Reprinted from Asia Times
BANGKOK -- The Guy in the Yellow T-shirt -- long shorts, unruly black hair, thick dark glasses -- arrived at the Erawan shrine in a tuk-tuk. No one may have noticed him; just another nondescript backpacker in one of the busiest crossroads in Asia. He may have come to pay his respects to the golden statue of Brahma at the center of the shrine -- and gaze on the Thai dancers and musicians in the background.
He sits on a bench. Then, slowly, he gets rid of a black backpack. He stands up, checks his mobile. Then he walks away. Stops. Actually seems to be calling someone on his mobile. Then he finally leaves Erawan, hitting the crowded intersection, clutching a white plastic bag, but always checking his phone.
He may -- or may not -- have known all his movements were being tracked by multiple CCTV cameras. A few minutes after he disappears from their sights, and allegedly takes a motorbike taxi, he enters, with a lethal bang, the wilderness of mirrors that is contemporary Thailand.
Who is he? Thai police is convinced he is none other than the Bangkok Bomber. And there seem to be no other prime CCTV-captured candidates.
The first leak described him as an "Arab-like man." That's quite vague -- as there is a huge, bustling mini-Middle East only two Skytrain stations away from the Erawan shrine. But that was enough to ring all al Qaeda/ISIS bells across the planet.
Then a quote was wrongly attributed to General Prime Minister Prayuth Chan-ocha, the head of the -- quaintly Orwellian -- National Council for Peace and Order which rules over Thailand after a coup in May 2014. Prayuth was actually referring to someone else when he stated that the suspect was believed to be a northeast-based Red Shirt member -- as in a faithful follower of self-exiled, corruption-tainted, billionaire tycoon/former prime minister Thaksin Shinawatra.
And that's Thai wilderness of mirrors in full regalia. The Guy in the Yellow T-shirt may be an Arab terrorist; he may be an indigenous anti-military Red Shirt operative; he might even be something in between -- a Thai Muslim separatist.
The blowback dervish dance
Royal Thai Army chief and Deputy Defense Minister General Udomdej Sitabutr stressed the 3 kg pipe bomb at the Erawan shrine did "not match" the tactics of Muslim separatist rebels in Thailand's Deep South, even though there has been a recent surge of IED attacks (27 in July alone), but just confined to the Deep South.

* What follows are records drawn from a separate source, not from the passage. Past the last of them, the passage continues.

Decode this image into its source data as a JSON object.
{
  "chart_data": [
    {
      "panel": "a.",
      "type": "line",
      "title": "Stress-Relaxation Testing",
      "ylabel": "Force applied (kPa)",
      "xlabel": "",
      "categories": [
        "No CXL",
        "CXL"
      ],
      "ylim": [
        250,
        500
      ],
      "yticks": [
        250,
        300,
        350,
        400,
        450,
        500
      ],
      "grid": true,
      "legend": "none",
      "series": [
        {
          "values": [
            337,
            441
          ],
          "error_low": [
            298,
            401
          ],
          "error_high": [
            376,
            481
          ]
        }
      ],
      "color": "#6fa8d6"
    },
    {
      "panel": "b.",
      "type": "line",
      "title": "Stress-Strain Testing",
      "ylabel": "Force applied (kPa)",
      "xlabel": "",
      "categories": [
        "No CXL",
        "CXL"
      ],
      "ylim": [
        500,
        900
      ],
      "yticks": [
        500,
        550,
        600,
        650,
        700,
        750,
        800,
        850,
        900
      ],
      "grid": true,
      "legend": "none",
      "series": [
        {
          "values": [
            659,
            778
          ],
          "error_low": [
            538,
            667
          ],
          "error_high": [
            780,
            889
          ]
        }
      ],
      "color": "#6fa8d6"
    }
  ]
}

Thailand's Muslim guerrilla is all about separatism -- not religion. The key guerrilla outfit is the Barisan Revolusi Nasional (BRN). What they want is essentially full autonomy for Thailand's three southern border provinces -- Pattani, Narathiwat and Yala.

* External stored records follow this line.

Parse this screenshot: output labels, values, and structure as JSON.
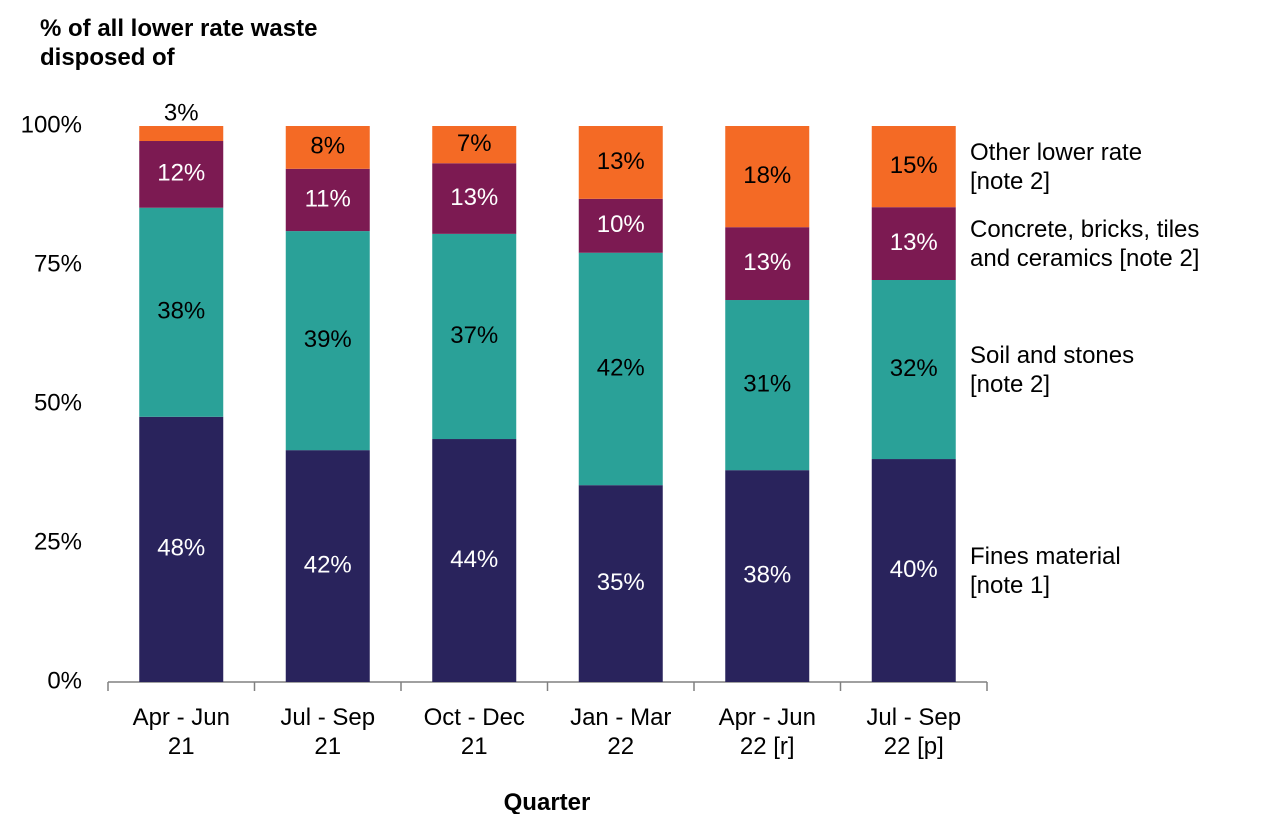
{
  "chart_data": {
    "type": "stacked_bar",
    "y_axis_title": "% of all lower rate waste\ndisposed of",
    "x_axis_title": "Quarter",
    "categories": [
      "Apr - Jun\n21",
      "Jul - Sep\n21",
      "Oct - Dec\n21",
      "Jan - Mar\n22",
      "Apr - Jun\n22 [r]",
      "Jul - Sep\n22 [p]"
    ],
    "series": [
      {
        "name": "Fines material\n[note 1]",
        "color": "#29235c",
        "values": [
          47.7,
          41.7,
          43.7,
          35.4,
          38.1,
          40.1
        ],
        "value_labels": [
          "48%",
          "42%",
          "44%",
          "35%",
          "38%",
          "40%"
        ]
      },
      {
        "name": "Soil and stones\n[note 2]",
        "color": "#2aa198",
        "values": [
          37.6,
          39.4,
          36.9,
          41.8,
          30.6,
          32.2
        ],
        "value_labels": [
          "38%",
          "39%",
          "37%",
          "42%",
          "31%",
          "32%"
        ]
      },
      {
        "name": "Concrete, bricks, tiles\nand ceramics [note 2]",
        "color": "#7c1a52",
        "values": [
          12.0,
          11.2,
          12.7,
          9.7,
          13.1,
          13.1
        ],
        "value_labels": [
          "12%",
          "11%",
          "13%",
          "10%",
          "13%",
          "13%"
        ]
      },
      {
        "name": "Other lower rate\n[note 2]",
        "color": "#f46a25",
        "values": [
          2.7,
          7.7,
          6.7,
          13.1,
          18.2,
          14.6
        ],
        "value_labels": [
          "3%",
          "8%",
          "7%",
          "13%",
          "18%",
          "15%"
        ]
      }
    ],
    "ylim": [
      0,
      100
    ],
    "yticks": [
      {
        "value": 0,
        "label": "0%"
      },
      {
        "value": 25,
        "label": "25%"
      },
      {
        "value": 50,
        "label": "50%"
      },
      {
        "value": 75,
        "label": "75%"
      },
      {
        "value": 100,
        "label": "100%"
      }
    ],
    "legend": "right"
  }
}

So this may not be prime al-Qaeda-style Jemaah Islamiyah territory, not to mention ISIS/ISIL/Daesh; what conservative Muslim clerics in the Deep South worry about is Thai cultural imperialism.

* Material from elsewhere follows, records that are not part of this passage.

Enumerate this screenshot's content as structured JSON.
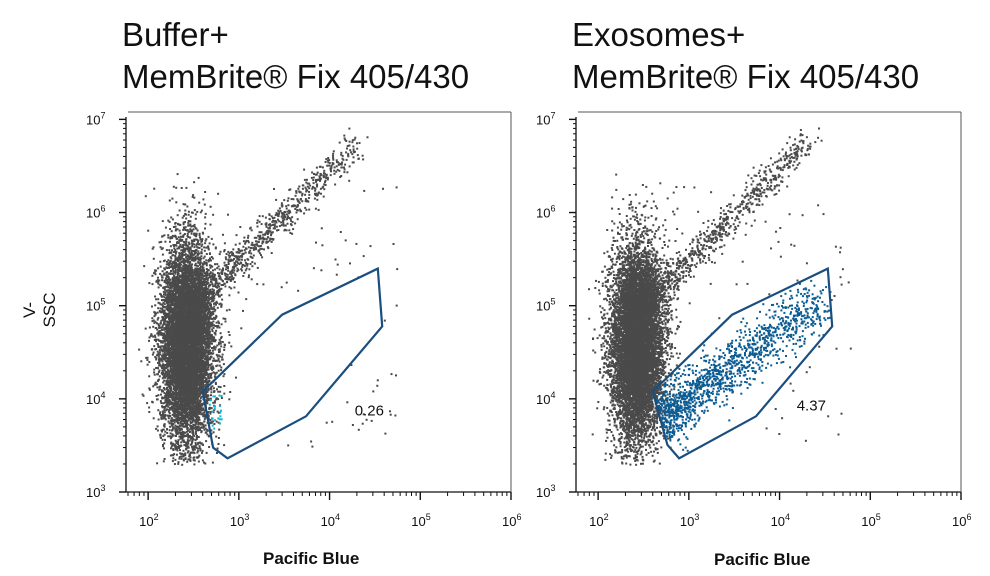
{
  "chart_data": [
    {
      "type": "scatter",
      "title": "Buffer+\nMemBrite® Fix 405/430",
      "title_lines": [
        "Buffer+",
        "MemBrite® Fix 405/430"
      ],
      "xlabel": "Pacific Blue",
      "ylabel": "V-SSC",
      "xscale": "log",
      "yscale": "log",
      "xlim": [
        60,
        1000000
      ],
      "ylim": [
        1000,
        12000000
      ],
      "x_ticks": [
        "10^2",
        "10^3",
        "10^4",
        "10^5",
        "10^6"
      ],
      "y_ticks": [
        "10^3",
        "10^4",
        "10^5",
        "10^6",
        "10^7"
      ],
      "gate_vertices": [
        [
          400,
          12000
        ],
        [
          520,
          3000
        ],
        [
          750,
          2300
        ],
        [
          5500,
          6500
        ],
        [
          38000,
          60000
        ],
        [
          34000,
          250000
        ],
        [
          3000,
          80000
        ]
      ],
      "gate_percentage": "0.26",
      "gate_label_position": [
        18000,
        7500
      ],
      "gated_color": "#12b5cf",
      "population_color": "#4a4a4a",
      "gate_color": "#1a4e7e"
    },
    {
      "type": "scatter",
      "title": "Exosomes+\nMemBrite® Fix 405/430",
      "title_lines": [
        "Exosomes+",
        "MemBrite® Fix 405/430"
      ],
      "xlabel": "Pacific Blue",
      "ylabel": "",
      "xscale": "log",
      "yscale": "log",
      "xlim": [
        60,
        1000000
      ],
      "ylim": [
        1000,
        12000000
      ],
      "x_ticks": [
        "10^2",
        "10^3",
        "10^4",
        "10^5",
        "10^6"
      ],
      "y_ticks": [
        "10^3",
        "10^4",
        "10^5",
        "10^6",
        "10^7"
      ],
      "gate_vertices": [
        [
          400,
          12000
        ],
        [
          580,
          3200
        ],
        [
          780,
          2300
        ],
        [
          5500,
          6500
        ],
        [
          38000,
          60000
        ],
        [
          34000,
          250000
        ],
        [
          3000,
          80000
        ]
      ],
      "gate_percentage": "4.37",
      "gate_label_position": [
        18000,
        8500
      ],
      "gated_color": "#0b5c93",
      "population_color": "#4a4a4a",
      "gate_color": "#1a4e7e"
    }
  ]
}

But that does not preclude, of course, insidious attempts at hardcore Islamization; and combative Salafi-jihadis gestated by their Wahhabi matrix are quite adept at that. By the way Jemaah Islamiah, on the record, fully supports Muslim separatism in Thailand. And the separatists and the military junta in Bangkok are not talking -- "peace" or otherwise.
Is The Guy in a Yellow T-Shirt a Uyghur? The connection remains plausible -- as the Erawan shrine is extremely popular among Chinese (and most Asians, for that matter). Thailand was rocked last month by a Uyghur scandal; more than 100, suspected of "terrorism" by Beijing, were deported to China.
It's a fact there is a Uyghur connection in the Deep South itself; that's a training stopover, after they leave Western China to their idealized future as "moderate rebels" in Syria. Some of the deported were indeed planning to wage jihad in "Syraq," as Beijing intel was convinced. Hardly surprising that Chinese TV showed them on the plane back to China enveloped by black hoods.
The proverbial blowback dervish dance followed; an attack on the Thai consulate in Turkey. With the proverbial American connection; the attack was coordinated by the World Uyghur Congress, which is essentially financed by the now-banned-in-Russia NED and supported by the Nulandistan faction of the State Department.